DO MAR GELADO DA TERRA NOVA AOS SOFÁS DO MUNDO: A VERDADEIRA HISTÓRIA DO ANCESTRAL DA RAÇA

Apesar do nome sugerir uma ligação direta com a região de Labrador, o desenvolvimento inicial da linhagem ocorreu nas costas rochosas da ilha vizinha de Terra Nova (Newfoundland), no Canadá. A partir do final do século XV e ao longo do século XVIII, cães de trabalho levados por navegadores ingleses, irlandeses e portugueses cruzaram-se de maneira assistemática, estabelecendo uma população conhecida como Cão de Água de St. John (St. John's water dog) ou Pequeno Terra Nova (Lesser Newfoundland). Esses animais desempenharam um papel vital para as comunidades de pescadores locais em virtude de uma aptidão excepcional para o trabalho em ambientes aquáticos hostis e de um temperamento altamente colaborativo.
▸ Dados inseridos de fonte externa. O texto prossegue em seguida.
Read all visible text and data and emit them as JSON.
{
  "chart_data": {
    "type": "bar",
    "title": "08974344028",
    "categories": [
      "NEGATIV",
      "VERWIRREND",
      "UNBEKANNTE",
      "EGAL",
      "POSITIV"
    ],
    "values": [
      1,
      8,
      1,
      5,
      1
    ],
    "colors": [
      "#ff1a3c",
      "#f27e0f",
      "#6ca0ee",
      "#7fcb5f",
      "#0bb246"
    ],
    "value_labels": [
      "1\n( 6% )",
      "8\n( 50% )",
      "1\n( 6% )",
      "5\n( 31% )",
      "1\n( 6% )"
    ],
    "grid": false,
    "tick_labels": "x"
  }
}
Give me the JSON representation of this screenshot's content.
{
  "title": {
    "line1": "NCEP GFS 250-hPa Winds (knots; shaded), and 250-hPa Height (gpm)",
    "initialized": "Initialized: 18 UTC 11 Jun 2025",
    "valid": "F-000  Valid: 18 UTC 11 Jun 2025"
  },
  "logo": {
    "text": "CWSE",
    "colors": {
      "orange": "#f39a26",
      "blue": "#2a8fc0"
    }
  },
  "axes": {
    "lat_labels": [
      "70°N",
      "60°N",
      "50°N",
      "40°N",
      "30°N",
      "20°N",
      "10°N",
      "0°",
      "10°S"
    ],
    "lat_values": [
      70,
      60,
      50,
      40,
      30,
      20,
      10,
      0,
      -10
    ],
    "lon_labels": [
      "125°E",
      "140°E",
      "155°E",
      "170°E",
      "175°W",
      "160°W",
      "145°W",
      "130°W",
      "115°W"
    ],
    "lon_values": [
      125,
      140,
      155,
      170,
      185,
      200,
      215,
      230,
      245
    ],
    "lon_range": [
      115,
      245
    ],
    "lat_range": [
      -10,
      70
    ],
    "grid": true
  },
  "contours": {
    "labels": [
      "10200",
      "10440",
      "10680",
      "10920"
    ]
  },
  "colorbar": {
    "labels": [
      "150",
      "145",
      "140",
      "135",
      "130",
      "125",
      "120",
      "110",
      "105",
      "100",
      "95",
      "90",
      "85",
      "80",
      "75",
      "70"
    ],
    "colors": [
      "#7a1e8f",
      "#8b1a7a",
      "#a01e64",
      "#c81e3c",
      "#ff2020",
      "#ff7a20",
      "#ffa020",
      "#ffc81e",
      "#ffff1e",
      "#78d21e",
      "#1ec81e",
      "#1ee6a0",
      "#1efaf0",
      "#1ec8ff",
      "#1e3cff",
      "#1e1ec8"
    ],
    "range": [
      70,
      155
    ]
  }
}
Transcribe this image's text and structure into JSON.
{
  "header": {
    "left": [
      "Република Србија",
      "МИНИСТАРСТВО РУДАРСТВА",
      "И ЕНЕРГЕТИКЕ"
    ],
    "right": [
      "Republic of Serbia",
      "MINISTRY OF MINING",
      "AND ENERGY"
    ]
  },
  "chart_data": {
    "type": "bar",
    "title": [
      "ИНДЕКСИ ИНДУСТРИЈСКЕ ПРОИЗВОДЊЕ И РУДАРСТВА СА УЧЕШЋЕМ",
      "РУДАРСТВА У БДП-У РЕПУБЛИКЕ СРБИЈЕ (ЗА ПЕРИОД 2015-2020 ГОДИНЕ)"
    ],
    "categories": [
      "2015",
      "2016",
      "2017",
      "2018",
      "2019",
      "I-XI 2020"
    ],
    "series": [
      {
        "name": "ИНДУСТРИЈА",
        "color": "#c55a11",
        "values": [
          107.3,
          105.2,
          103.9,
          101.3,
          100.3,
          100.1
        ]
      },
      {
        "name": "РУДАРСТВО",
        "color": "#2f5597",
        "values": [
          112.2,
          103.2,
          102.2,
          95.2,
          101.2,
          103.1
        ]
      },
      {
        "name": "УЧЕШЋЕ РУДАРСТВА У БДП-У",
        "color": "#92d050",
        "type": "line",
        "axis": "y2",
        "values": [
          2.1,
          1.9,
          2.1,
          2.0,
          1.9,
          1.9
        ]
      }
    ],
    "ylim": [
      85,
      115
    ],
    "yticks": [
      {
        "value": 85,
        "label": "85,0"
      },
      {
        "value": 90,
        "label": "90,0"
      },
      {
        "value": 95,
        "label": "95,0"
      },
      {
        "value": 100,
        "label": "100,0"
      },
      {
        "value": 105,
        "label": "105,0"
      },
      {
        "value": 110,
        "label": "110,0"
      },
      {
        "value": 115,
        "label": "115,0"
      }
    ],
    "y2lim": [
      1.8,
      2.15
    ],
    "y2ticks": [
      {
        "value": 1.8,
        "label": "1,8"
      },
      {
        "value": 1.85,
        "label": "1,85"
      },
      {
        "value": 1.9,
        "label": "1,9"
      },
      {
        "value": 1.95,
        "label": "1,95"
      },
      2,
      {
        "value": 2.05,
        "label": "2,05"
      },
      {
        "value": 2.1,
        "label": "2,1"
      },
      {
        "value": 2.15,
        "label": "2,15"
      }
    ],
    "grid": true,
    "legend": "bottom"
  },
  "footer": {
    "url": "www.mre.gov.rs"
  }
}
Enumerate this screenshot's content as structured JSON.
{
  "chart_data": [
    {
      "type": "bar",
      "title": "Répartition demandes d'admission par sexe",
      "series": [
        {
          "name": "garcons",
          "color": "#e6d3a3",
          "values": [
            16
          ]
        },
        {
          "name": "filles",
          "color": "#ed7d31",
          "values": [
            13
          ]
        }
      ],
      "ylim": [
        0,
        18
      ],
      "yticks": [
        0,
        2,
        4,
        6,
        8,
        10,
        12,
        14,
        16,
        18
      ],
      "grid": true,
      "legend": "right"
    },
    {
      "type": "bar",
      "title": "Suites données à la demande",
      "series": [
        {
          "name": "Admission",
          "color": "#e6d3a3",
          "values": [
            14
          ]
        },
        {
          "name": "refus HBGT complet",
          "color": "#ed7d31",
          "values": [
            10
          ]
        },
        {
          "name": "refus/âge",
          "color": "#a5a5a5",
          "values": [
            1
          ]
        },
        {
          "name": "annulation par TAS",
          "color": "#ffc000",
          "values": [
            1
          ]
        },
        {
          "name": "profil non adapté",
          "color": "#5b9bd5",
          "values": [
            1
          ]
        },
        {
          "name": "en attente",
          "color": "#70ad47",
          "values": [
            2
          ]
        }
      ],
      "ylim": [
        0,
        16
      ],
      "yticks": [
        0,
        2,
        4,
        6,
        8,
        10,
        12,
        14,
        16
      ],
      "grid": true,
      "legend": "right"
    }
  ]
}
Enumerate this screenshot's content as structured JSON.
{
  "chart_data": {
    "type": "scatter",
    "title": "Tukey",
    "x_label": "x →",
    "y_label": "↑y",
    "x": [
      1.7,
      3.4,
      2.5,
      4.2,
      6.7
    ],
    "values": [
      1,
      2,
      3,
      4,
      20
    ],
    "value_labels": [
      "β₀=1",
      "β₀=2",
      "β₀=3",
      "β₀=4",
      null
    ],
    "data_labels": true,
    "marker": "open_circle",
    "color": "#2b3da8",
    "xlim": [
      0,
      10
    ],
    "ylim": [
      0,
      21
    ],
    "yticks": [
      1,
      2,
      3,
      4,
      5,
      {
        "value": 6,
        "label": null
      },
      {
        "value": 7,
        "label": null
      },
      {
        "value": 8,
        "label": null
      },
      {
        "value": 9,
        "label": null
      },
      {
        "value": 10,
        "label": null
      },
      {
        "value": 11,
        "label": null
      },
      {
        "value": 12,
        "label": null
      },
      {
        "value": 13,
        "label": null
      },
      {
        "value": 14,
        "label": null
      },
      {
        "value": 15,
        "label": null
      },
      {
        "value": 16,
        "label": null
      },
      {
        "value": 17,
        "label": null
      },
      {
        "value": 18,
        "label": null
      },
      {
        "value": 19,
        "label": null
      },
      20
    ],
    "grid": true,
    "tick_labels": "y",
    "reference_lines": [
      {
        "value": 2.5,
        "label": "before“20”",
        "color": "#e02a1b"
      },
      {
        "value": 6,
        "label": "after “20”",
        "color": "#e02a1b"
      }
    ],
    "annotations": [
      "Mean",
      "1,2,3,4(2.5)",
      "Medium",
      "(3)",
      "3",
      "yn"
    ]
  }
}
A rotina de subsistência rigorosa na Terra Nova determinava que cada animal justificasse o próprio sustento através de trabalho efetivo. Assim, o Cão de Água de St. John auxiliava as tripulações puxando redes pesadas, resgatando cabos de amarração e saltando de pequenas embarcações (dories) para recuperar peixes que escapavam das linhas de pesca. Essa pressão seletiva moldou uma morfologia única, caracterizada por patas com membranas interdigitais bem desenvolvidas, uma cauda forte que funcionava como leme hidrodinâmico e uma pelagem dupla densa com alta capacidade de repelir a água.

Embora tenham existido variações de pelagem lisa e franjada, os colonos manifestavam clara preferência pelos cães de pelo curto para a caça de aves e atividades aquáticas, uma vez que o gelo acumulava-se com menor facilidade nesse padrão de cobertura. Na tabela a seguir, detalham-se as principais divergências e continuidades físicas e funcionais entre o ancestral extinto e o representante moderno da raça.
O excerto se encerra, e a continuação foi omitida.